Ah such a shame we couldn't chat at Gunslinger last year....
I Started in 3D Studio Release 3 back in the early 90's and migrated to Max with Release 1 whilst at University in Manchester, my background is product design, so Max was back then my modeller, renderer [Scanline] and animator, I am self taught [before the days of You Tube], I did a lot of things wrong and the hard way for a long time until I met other Maxers. Before I even graduated University I was contracted to teach Max to other students by the university and developed a very focused crash course in how to model and texture products procedurally. I spent a lot of time in Max 1, 2, and 2.5 and then 3 the university skipped 4 [to this day I've never even seen release 4] and then release 5 stayed with me for many years as I then taught [again myself first] SolidWORKS, Solid Edge, and Inventor for modelling and Max for rendering and animation at university whilst freelancing once I graduated in '99 until 2004 when I left the education sector and went into industry full time for a client for a number of years.
In 2006 I briefly worked for a client who was using Max 9 [boy was there a learning curve there!] but I switched to M&E full time creating content [2D & 3D] in 2009 when bought my first copy of Max 2010, as an educator I always told my students the first thing you do when you hit a wall is hit F1 and the context intuitive help will identify where you are and open the relevant help doc, so i did that a lot. Whilst my background was in hard surface modelling I'd never done any character work or rigging so embarked on teaching myself [again] but this time there was You Tube to help and sometimes hinder. I purchased various teaching materials from Arch Viz lighting and rendering to character rigging, just about every focal press book there was on Max, I took the decision to get a Digital Tutors Subscription and whilst there content explains how everything works there was little context as to what and why, I must have watched and created the content for building an IK FK Character rig five times and each time there was a little glitch somewhere that didn't work correctly, by the end I could build that IK FK Rig with out the videos but couldn't tall you why things weren't aligning correctly, or "why" I needed an IK AND an FK rig.
My biggest trick when teaching max was when I taught any tool it was on a simple primitive so you could see what it was doing to a box or sphere, once my student could see what was happening I was then show them how we use it and what we would use it for, explain what and why and then put it in context so they can see when to use it, this was one of the biggest things missing in learning content.
Watershed moment for unlocking the "hidden gems" was Shawn Hendriks meet the experts events with tech specialist and devs. Tapping into their expertise "one more thing" was always the standing joke during the meet the expert sessions because they had so many little tips.
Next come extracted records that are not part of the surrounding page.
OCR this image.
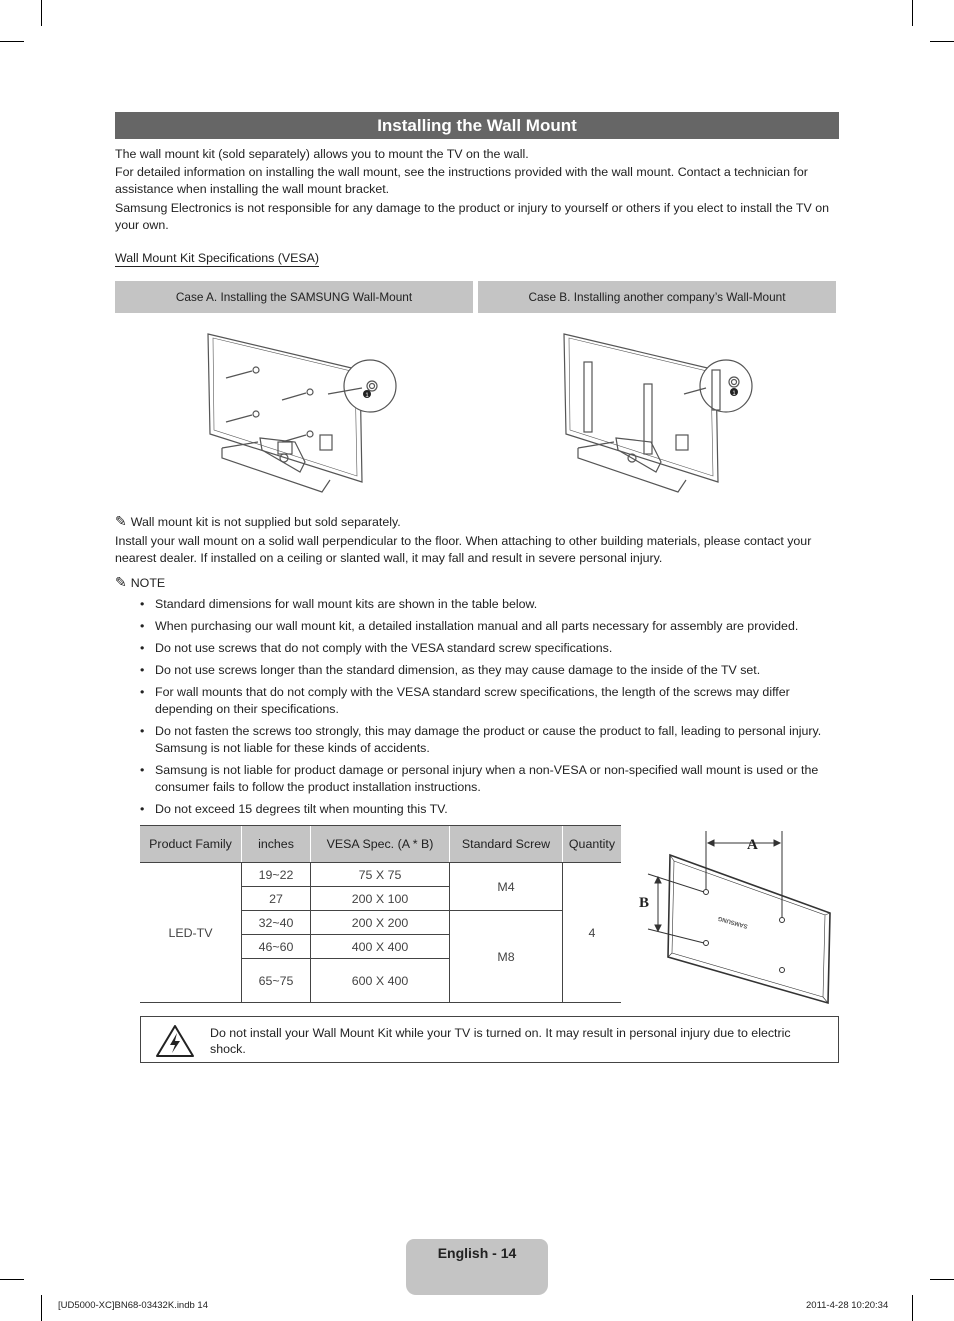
Installing the Wall Mount
The wall mount kit (sold separately) allows you to mount the TV on the wall.
For detailed information on installing the wall mount, see the instructions provided with the wall mount. Contact a technician for assistance when installing the wall mount bracket.
Samsung Electronics is not responsible for any damage to the product or injury to yourself or others if you elect to install the TV on your own.
Wall Mount Kit Specifications (VESA)
Case A. Installing the SAMSUNG Wall-Mount	Case B. Installing another company’s Wall-Mount
1	1
✎ Wall mount kit is not supplied but sold separately.
Install your wall mount on a solid wall perpendicular to the floor. When attaching to other building materials, please contact your nearest dealer. If installed on a ceiling or slanted wall, it may fall and result in severe personal injury.
✎ NOTE
• Standard dimensions for wall mount kits are shown in the table below.
• When purchasing our wall mount kit, a detailed installation manual and all parts necessary for assembly are provided.
• Do not use screws that do not comply with the VESA standard screw specifications.
• Do not use screws longer than the standard dimension, as they may cause damage to the inside of the TV set.
• For wall mounts that do not comply with the VESA standard screw specifications, the length of the screws may differ depending on their specifications.
• Do not fasten the screws too strongly, this may damage the product or cause the product to fall, leading to personal injury. Samsung is not liable for these kinds of accidents.
• Samsung is not liable for product damage or personal injury when a non-VESA or non-specified wall mount is used or the consumer fails to follow the product installation instructions.
• Do not exceed 15 degrees tilt when mounting this TV.
Product Family	inches	VESA Spec. (A * B)	Standard Screw	Quantity
LED-TV	19~22	75 X 75	M4	4
	27	200 X 100		
	32~40	200 X 200	M8	
	46~60	400 X 400		
	65~75	600 X 400		
A
B
SAMSUNG
Do not install your Wall Mount Kit while your TV is turned on. It may result in personal injury due to electric shock.
English - 14
[UD5000-XC]BN68-03432K.indb 14	2011-4-28 10:20:34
Scene explorers, multiple open configurations
Transform toolbox
Colour pallet
Built in calculator
entering imperial or metric measurements in input fields are automatically converted
I could go on and on. After contributing content for various product launches and AU I got invited to a product preview in London where i met Eddie and Martin. At this meeting were many veteran Max users, during the demonstrations even some seriously talented Max TDs were surprised by hidden gems and tools that had been in Max for years which is what prompted my Facebook page "did you know" I figured if a TD from a multi-national didn't know about the render window lock button in the middle of the UI the maybe I wasn't alone so I figured I'd just start posting all the little things I've found or figure out, I hoped it would become more of a community but as with many other social media platforms there's lots of consumption but not participation.